Exemple de ce que ma mère faisait pendant ses week-ends: remuer de la poussière.

Dans mon placard, j’ai une robe bleue à fleurs qui me va bien et que je garde pour les occasions ( mariages, baptêmes, etc), qui est un parfait exemple de dilemme de « au cas où ». Je l’ai achetée il y a plusieurs années, pas trop cher. Elle me va toujours malgré les fluctuations de poids. Elle fait trop « habillée » pour la porter au travail. Résultat ? Je ne l’ai mise qu’une seule fois : pour le baptême de mon neveu. Elle serait idéale « au cas où » l’occasion se présenterait. Sauf que je n’ai aucun mariage ni baptême de prévu dans un futur proche ou lointain. Tous mes amis sont mariés et je ne fréquente pas les baptêmes de leurs enfants (qui sont déjà tous à l’école).

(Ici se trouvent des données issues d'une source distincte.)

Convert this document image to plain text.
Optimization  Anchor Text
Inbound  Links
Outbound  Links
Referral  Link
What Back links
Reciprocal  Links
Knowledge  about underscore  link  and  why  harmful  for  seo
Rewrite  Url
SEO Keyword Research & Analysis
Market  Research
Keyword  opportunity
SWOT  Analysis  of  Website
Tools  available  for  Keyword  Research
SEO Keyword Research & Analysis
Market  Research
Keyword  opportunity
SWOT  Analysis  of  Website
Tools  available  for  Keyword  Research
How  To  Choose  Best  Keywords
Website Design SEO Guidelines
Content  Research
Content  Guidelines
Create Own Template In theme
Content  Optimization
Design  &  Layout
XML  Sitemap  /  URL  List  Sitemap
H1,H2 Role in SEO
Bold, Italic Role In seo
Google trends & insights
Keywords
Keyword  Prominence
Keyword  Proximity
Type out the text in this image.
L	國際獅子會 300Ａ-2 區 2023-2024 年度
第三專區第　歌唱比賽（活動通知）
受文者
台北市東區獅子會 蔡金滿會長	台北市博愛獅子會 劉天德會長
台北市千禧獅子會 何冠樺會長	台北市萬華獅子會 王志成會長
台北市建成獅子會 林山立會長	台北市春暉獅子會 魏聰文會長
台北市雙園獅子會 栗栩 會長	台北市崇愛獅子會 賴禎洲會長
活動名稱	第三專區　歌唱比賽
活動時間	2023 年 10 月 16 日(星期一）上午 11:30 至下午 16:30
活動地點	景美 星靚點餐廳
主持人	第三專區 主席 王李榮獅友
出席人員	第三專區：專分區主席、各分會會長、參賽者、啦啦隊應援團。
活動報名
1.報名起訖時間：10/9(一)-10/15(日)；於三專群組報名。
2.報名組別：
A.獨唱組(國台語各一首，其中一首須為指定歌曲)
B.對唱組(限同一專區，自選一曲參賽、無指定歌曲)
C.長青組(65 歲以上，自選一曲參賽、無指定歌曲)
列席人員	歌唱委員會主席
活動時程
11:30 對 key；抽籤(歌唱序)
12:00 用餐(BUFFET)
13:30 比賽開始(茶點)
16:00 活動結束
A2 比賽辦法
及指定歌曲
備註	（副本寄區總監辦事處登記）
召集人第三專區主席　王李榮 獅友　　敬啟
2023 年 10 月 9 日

Cette robe est donc dans ma penderie et je ne l’utilise pas. Il est clair que quand je m’en séparerai, je ne la remplacerai pas par une autre robe « habillée ». Elle sera donc un exemple de « 1 out, 0 in » le temps venu. Je vais attendre l’été prochain pour prendre ma décision. Et si je n’ai pas eu l’occasion de la porter alors qu’elle le mérite, je la mettrai en vente sur Vinted. Peut-être même que je prendrais la décision avant ce délai.

Et vous, ça vous arrive de faire vraiment du vide?